Их третья случайная встреча произошла в летний день в поле, неподалеку от Элстри, где Терри снималась в картине. Она сказала ему тогда, что не рассчитывает больше на ведущие роли и готова сыграть прислугу, лишь бы он написал пьесу с такой ролью для нее. «Что же станется с моей пьесой, если в ту минуту, когда на сцене появится прислуга, публика позабудет про героя с героиней и только от прислуги будет ждать разных чудес да каламбуров?» На такие вопросы отвечать не приходится, и, по словам Шоу, они оба, наверно, в эту минуту не прочь были всплакнуть.
Еще одно незавершенное начинание напомнило о себе, когда в июне 1905 года Шоу получил письмо от Форбс-Робертсона.
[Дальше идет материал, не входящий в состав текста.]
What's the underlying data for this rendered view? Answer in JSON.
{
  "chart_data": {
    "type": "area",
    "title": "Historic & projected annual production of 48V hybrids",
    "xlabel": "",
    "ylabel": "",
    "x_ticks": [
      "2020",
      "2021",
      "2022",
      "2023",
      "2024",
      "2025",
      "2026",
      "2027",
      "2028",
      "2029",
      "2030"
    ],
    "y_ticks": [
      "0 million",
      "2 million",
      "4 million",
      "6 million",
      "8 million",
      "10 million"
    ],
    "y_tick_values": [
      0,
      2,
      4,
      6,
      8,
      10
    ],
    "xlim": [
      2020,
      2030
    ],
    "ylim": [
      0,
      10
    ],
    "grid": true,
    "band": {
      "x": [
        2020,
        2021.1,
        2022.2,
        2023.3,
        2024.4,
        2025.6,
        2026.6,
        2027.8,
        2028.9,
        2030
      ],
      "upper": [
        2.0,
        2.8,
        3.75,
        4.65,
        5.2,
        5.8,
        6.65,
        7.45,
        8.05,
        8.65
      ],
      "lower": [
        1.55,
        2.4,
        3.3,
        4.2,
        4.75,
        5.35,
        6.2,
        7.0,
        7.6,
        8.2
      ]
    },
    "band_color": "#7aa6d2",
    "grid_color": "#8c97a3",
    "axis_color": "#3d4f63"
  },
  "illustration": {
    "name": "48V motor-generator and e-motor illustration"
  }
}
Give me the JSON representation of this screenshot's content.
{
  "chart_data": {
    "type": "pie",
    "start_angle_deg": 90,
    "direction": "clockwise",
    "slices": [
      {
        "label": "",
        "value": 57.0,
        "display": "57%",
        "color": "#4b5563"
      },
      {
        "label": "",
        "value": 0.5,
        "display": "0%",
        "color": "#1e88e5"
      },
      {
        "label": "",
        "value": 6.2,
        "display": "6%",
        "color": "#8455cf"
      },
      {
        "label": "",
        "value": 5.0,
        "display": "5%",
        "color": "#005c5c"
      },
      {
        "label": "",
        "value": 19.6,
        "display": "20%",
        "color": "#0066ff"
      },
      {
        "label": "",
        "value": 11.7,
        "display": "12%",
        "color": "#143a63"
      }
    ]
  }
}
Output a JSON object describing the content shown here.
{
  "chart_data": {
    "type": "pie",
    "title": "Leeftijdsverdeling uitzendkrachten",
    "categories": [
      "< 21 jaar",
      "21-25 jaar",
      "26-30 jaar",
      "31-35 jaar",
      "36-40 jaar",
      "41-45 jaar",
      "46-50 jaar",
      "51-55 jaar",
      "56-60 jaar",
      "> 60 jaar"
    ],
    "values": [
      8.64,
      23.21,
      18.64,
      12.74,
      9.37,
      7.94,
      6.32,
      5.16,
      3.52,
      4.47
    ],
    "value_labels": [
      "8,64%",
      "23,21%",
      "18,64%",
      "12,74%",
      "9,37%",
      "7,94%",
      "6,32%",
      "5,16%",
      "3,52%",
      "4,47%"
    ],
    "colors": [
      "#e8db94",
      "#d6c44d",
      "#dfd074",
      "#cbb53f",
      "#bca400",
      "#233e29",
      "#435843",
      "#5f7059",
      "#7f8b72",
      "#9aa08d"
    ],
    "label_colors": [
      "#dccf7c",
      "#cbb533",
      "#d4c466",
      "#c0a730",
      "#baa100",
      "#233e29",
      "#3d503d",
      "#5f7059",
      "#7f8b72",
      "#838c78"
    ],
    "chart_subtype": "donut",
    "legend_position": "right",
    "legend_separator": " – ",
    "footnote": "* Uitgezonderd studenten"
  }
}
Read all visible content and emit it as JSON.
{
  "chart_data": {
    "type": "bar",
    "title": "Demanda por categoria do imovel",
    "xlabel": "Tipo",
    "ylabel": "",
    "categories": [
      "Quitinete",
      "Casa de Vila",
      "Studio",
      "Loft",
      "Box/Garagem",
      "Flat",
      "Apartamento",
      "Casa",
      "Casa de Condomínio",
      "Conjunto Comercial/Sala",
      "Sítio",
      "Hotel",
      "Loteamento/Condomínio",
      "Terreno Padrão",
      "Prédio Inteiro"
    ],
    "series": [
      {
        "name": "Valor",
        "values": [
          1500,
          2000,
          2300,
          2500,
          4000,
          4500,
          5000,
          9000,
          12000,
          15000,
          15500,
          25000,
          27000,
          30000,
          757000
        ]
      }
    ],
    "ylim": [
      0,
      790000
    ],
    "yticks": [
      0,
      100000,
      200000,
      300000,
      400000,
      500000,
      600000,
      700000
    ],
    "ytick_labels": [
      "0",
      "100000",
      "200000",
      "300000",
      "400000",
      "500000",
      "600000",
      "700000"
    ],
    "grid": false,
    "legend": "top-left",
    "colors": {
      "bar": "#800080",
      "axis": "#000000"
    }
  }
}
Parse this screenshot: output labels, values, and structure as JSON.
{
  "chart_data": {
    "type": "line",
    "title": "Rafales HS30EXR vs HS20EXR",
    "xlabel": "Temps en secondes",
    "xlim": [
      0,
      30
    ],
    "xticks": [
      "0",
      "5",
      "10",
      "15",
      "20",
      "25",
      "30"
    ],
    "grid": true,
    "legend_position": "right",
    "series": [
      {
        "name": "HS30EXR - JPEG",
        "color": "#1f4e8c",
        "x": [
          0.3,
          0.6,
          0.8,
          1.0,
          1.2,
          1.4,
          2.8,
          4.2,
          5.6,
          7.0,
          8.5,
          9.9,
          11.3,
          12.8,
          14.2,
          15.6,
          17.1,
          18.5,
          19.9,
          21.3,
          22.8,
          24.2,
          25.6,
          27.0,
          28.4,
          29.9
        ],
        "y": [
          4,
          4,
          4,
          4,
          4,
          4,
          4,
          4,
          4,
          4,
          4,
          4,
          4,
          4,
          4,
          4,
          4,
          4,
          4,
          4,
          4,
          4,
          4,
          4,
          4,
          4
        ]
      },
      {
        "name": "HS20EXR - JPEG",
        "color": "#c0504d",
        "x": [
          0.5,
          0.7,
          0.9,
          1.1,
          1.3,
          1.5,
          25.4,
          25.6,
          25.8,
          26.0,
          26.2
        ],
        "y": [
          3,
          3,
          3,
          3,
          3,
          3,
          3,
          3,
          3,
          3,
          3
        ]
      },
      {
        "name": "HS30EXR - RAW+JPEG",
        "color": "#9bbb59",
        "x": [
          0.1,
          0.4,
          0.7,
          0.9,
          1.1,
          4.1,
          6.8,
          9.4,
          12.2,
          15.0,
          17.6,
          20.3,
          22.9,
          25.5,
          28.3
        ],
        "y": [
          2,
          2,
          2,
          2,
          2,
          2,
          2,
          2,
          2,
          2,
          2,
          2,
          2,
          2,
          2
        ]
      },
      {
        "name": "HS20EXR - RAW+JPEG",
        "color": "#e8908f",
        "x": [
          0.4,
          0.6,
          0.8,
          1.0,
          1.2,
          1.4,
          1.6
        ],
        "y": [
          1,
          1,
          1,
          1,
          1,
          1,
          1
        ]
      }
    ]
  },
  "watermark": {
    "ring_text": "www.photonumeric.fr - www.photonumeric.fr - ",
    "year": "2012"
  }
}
Форбс-Робертсон уповал на роль в специально написанной для него пьесе «Цезарь и Клеопатра» и потому торопил Шоу с премьерой. Шоу устоял перед этим натиском:
«Джонстон Форбс-Робертсон! Терпение? Ах Вы румяный херувимчик! Я ждал Вас шесть лет — и Вы призываете меня к терпению. Все как раз шиворот-навыворот: это Вы нетерпеливы при Вашем полуторамесячном отпуске и премьере в сентябре. Вам и невдомек, что, если я лишусь отдыха, я спячу и отправлюсь на тот свет. Вы думаете, я Вам назло удираю на три месяца? Да за эти три месяца мне надлежит: написать новую пьесу, авторизовать с полдюжины французских и немецких переводов старых пьес, опубликовать в Америке старый роман и сочинить к нему предисловие, подготовить к изданию «Другой остров Джона Булля». Кроме того, я на целые месяцы задержался еще с полдюжиной статей. Переводчики воют, потому что им поджаривают пятки в венских и берлинских театрах, где ждут уже суфлерских экземпляров. Издатели воют, потому что читателям подавай новую книжку Шоу. Доброе имя и будущее всех и каждого всецело зависят от того, увижусь ли я с имярек на этой неделе. Ну как, много мне придется отдыхать? Вы мне предлагаете повременить с отъездом до конца июля, а в начале августа уже возвращаться. Дудки! Я скорее лопну, чем последую Вашему совету. И на старуху бывает проруха. А без меня репетировать «Ц. и К.» не позволю. Вы слишком утомлены всей этой затеей, я не могу Вам довериться. Вы только наломаете дров а lа Фелпс, вылезете вперед собственной персоной и доконаете беднягу Иена[126]. Вам наплевать на горемычную труппу, которую соберут с бору по сосенке и бросят на произвол ее более чем немилостивой судьбы. Все это сошло бы для сольной пьесы, вроде «Гамлета», но с «Ц. и К.» номер не пройдет! Мне, может быть, хватит недели в начале и недели в самом конце репетиций, но ради них я не уступлю ни дня из своих трех месяцев. Как мы можем сейчас репетировать, если у нас нет еще настоящего состава? Я узнал от Розины Филиппи, что ее муж настаивает на том, чтобы она покинула сцену как только закончится ее ангажемент у Гатти. Керра мы прозевали. А чем чаще я думаю о пьесе, тем более важным мне представляется место в ней Руфия и Фтататиты. И еще нам нужно отыскать человек двадцать, не говоря уже о муштре толпы. Похоже на то, что дело пахнет первым декабря, никак не раньше. Разве Вы не продержитесь до тех пор? Я совершенно согласен с тем, что сезон в «Ла Скала» подобает открыть «Ц. и К.», но пусть уж лучше они подождут, а то как бы не пришлось ждать напрасно!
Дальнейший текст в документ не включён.